Шрифт:
Он поднимает левую руку, свежая кровь размазана по его ладони и пальцам.
— Пришлось пройти через кое-какое дерьмо, чтобы вернуться сюда. Ты у меня в долгу, чувак.
Мои брови сходятся вместе.
— София… Ты закрыл студию?
— Конечно. Я думал, она с тобой. Помнишь это?
Адреналин возвращается на полную скорость, и я вырываюсь из его хватки. София не умеет плавать. Я знаю, потому что спросил прошлой ночью, и она покачала своей маленькой головкой. Я проношусь мимо пустых ящиков, вода плещется у ног, и добираюсь до закрытой двери студии, затем толкаю.
— Дай мне этот гребаный ключ.
— У меня нет гребаного ключа от студии, — рычит он. — Насколько я знаю, он был только у Катерины.
Горло сжимается, легкие сжимаются, когда я смотрю на прямоугольное окошко размером с коробку из-под обуви в верхней части двери.
— Подними меня.
— Ты с ума сошел? У нас, блядь, нет времени на…
— Подними меня, блядь!
Он смотрит на меня. Я знаю, что мое лицо красное, глаза выпучены, как будто я могу убить его голыми руками, если он этого не сделает, но я думаю, что действительно могу.
— Прекрасно, — скрипит он зубами.
Он скрещивает пальцы вместе и переворачивает руки ладонями вверх.

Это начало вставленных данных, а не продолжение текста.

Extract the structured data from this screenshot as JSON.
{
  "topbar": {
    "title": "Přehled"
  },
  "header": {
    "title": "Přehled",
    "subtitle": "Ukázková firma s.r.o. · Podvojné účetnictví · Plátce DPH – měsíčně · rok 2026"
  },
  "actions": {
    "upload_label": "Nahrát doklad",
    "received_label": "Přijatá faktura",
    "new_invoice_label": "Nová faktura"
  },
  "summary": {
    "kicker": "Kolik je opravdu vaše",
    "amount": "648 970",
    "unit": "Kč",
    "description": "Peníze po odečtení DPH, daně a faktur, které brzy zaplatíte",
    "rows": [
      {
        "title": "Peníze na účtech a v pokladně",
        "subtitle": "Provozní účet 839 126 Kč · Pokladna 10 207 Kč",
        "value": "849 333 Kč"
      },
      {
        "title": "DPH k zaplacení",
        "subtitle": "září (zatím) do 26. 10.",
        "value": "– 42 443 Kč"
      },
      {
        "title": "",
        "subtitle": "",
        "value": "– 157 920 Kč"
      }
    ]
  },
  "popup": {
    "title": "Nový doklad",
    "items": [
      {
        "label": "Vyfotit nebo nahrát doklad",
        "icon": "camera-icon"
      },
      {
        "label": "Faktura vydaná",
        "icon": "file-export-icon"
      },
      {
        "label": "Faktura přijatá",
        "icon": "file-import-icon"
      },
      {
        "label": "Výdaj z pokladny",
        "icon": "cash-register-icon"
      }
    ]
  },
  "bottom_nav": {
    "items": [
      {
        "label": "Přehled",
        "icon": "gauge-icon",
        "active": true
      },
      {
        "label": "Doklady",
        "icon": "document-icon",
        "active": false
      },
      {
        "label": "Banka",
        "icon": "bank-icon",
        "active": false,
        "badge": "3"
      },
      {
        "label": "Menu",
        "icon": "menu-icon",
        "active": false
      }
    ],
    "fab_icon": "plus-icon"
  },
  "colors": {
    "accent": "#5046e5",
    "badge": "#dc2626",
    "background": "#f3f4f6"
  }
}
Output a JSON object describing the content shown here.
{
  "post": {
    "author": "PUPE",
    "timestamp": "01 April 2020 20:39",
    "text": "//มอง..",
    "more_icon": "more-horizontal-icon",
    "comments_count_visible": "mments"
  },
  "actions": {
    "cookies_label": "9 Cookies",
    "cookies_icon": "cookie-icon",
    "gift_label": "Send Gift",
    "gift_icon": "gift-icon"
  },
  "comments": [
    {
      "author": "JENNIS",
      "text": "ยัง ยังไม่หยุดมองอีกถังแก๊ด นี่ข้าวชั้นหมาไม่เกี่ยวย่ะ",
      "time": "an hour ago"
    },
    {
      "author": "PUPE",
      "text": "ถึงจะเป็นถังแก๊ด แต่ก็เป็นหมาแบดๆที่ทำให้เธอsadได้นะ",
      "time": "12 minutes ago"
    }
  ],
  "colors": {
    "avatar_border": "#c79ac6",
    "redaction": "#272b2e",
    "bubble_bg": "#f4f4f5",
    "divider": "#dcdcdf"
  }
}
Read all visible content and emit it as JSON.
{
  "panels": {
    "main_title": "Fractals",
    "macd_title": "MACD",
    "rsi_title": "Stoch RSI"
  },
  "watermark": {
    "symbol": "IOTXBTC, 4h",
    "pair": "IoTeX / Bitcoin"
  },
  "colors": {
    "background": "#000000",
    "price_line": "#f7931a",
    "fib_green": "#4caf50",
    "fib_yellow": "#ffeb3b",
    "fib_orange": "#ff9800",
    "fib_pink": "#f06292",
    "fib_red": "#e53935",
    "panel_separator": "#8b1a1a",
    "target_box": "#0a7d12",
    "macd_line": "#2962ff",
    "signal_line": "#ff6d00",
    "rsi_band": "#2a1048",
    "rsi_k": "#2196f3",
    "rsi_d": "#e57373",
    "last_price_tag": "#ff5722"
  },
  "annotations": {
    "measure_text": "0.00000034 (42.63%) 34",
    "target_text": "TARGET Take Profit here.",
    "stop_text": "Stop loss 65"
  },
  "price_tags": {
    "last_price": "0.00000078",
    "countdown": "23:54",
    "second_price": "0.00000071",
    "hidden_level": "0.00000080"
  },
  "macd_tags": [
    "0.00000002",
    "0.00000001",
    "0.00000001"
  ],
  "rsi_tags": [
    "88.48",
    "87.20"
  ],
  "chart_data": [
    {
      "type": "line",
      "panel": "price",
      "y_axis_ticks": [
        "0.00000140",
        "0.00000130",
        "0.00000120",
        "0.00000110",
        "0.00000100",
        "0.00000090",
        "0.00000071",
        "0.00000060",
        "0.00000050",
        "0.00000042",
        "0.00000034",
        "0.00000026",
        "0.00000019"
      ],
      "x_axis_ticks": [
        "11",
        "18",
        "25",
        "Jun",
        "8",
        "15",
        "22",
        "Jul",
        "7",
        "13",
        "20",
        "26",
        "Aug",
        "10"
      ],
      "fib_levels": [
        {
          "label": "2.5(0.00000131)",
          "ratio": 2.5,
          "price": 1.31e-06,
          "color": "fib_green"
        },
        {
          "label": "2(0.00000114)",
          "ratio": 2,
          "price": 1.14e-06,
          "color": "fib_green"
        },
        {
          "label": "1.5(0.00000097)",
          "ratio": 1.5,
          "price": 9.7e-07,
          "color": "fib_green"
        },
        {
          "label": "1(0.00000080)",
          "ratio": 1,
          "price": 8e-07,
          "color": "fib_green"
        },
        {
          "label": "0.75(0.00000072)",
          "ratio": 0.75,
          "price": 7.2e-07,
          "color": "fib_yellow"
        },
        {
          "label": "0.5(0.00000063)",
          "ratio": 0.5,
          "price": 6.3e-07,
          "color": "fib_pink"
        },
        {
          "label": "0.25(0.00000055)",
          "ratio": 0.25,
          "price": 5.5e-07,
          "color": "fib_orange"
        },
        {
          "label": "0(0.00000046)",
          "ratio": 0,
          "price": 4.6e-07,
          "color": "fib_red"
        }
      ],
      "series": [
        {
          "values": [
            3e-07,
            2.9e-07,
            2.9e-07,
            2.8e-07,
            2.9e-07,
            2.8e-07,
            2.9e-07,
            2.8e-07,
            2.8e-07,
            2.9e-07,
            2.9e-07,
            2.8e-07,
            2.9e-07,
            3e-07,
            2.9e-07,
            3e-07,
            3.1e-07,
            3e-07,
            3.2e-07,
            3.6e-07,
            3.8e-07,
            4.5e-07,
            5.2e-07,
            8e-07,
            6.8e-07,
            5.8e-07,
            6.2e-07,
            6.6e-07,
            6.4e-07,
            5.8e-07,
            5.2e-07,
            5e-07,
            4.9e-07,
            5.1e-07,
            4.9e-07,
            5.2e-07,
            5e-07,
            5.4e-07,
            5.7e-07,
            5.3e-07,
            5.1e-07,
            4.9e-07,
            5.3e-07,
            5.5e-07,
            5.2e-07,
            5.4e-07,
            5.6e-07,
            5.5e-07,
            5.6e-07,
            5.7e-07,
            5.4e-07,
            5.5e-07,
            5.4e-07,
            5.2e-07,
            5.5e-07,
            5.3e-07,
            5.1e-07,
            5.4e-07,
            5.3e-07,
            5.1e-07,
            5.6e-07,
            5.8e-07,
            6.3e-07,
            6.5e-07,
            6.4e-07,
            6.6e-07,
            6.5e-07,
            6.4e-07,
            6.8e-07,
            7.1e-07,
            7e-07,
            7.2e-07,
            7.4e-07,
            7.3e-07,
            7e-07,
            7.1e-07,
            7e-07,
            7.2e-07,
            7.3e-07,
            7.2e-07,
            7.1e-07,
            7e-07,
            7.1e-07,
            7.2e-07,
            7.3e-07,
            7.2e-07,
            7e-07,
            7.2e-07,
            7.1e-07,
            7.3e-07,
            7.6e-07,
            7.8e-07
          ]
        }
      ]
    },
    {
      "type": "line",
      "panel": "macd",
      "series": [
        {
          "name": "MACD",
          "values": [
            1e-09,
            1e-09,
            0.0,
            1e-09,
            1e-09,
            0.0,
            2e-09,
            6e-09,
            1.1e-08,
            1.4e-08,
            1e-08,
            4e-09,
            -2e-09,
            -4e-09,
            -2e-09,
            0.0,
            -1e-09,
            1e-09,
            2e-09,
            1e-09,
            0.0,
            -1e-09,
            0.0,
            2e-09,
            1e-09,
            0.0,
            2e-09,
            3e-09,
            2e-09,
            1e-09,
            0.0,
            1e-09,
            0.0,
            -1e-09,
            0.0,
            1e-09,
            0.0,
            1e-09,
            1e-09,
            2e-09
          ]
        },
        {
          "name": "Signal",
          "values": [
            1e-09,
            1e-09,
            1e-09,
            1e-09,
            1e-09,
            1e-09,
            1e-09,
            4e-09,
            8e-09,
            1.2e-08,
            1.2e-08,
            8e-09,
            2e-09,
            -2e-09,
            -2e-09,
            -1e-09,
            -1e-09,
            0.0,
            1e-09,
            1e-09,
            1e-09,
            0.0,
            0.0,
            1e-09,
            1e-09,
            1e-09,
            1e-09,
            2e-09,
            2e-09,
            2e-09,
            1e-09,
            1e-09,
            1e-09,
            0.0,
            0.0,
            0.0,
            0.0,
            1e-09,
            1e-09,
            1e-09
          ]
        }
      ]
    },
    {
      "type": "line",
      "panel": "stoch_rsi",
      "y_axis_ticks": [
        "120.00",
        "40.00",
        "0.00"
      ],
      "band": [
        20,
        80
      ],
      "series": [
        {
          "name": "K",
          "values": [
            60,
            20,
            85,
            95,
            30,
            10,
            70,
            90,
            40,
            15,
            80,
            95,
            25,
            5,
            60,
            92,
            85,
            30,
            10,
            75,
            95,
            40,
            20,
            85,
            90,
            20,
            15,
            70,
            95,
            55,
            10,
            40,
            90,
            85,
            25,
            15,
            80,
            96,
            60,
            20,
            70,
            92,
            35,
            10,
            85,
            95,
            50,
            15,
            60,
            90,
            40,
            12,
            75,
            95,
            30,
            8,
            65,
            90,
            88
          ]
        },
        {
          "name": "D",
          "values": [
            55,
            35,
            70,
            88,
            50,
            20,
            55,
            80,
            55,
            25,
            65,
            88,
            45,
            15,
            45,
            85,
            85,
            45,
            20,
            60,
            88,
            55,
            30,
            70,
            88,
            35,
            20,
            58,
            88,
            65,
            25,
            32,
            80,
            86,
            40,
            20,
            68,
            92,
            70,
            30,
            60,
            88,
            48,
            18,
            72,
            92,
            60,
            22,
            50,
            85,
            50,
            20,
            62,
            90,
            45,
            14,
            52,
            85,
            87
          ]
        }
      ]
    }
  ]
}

Наступая на его ладони, я использую дверь для равновесия и заглядываю в щель окна.
Комната наполовину затоплена. Катерина плавает внизу, прикованная наручниками к решетке, с широко раскрытыми глазами и черными волосами, струящимися вокруг ее головы. Я перевожу взгляд вправо и сглатываю, когда отсюда видны только прутья клетки Софии.
Однако всего в нескольких метрах передо мной по поверхности дрейфует розовый плюшевый мишка.
Масляные карандаши парят над полом.
И кончики длинных черных волос торчат между прутьями.
Плавающие, совсем как у ее матери.
— Не играй с дьяволом, он всегда жульничает.
— Анонимный
Я врываюсь в кабинет Феликса. Когда он видит выражение моего лица, он вешает трубку.
— Дай угадаю, — вздыхает он, потирая глаза подушечками пальцев. — Ты ищешь Райфа.
— Ты знаешь, где он?
— Он в подвале, но некоторое время назад отключил там камеры.
Он кружит своим указательным пальцем у уха и насвистывает ку-ку.
— Он официально сошел с ума, чувак. Хочешь заглянуть?
Мой взгляд сужается.
— Пока нет.
Райф пытается увести меня вниз, но это так не работает. Я иду туда, куда хочу идти.
— Мне нужна твоя помощь.
— Что угодно, брат.
Ты можешь получить доступ к компьютеру Райфа отсюда?
Феликс усмехается.
— Я могу получить доступ.
Он машет рукой в воздухе и садится на свое место, затем его пальцы летают по клавиатуре.
— Слушай, чувак слетел с катушек. Так что, что бы это ни было, я в деле. Что тебе нужно знать?
Мои плечи слегка расслабляются, и я наклоняюсь вперед, чтобы видеть экран, кладя ладони на его стол. Обычно я работаю в одиночку, но приятно знать, что у меня все еще есть брат на моей стороне. Особенно этот.
Феликс всегда был самым здравомыслящим из нашей группы, даже до того, как мы с ним познакомились. Когда Феликсу — или ‘Лексу’ в то время — было девять, он потерял семью в автомобильной аварии, достаточно ужасной, чтобы соперничать с убийством в подвале. Он сам едва выжил. После того, как в возрасте десяти лет он подсел на оксиконтин и был брошен в приемную семью, он начал отдавать предпочтение улицам. В любом случае, там было легче получать оксиконтин, так как его врач запретил ему. Когда мы вчетвером сбежали из студии, Феликс прилип к нам, как волк, который наконец нашел свою стаю. И когда много лет спустя он встретил Обри в реабилитационном центре, она тоже стала частью нашей стаи.
Я киваю в сторону компьютера, ворча:
— Райф был одержим этой историей с Эмми и Катериной. Мне нужно знать, что еще у него есть на нее. Все, что угодно, чтобы дать мне ключ к пониманию того, что творится у него в голове и что он задумал.
Он минуту молчит, перебирая дерьмо на экране, как будто это так же просто, как раз, два, три.
— Кое-что нашел. Похоже, он получил доступ к этому сегодня утром, после нашей встречи. Это связано с Кентукки.
Я выпрямляюсь и складываю руки на груди, щурясь на экран, пока он открывает другой файл.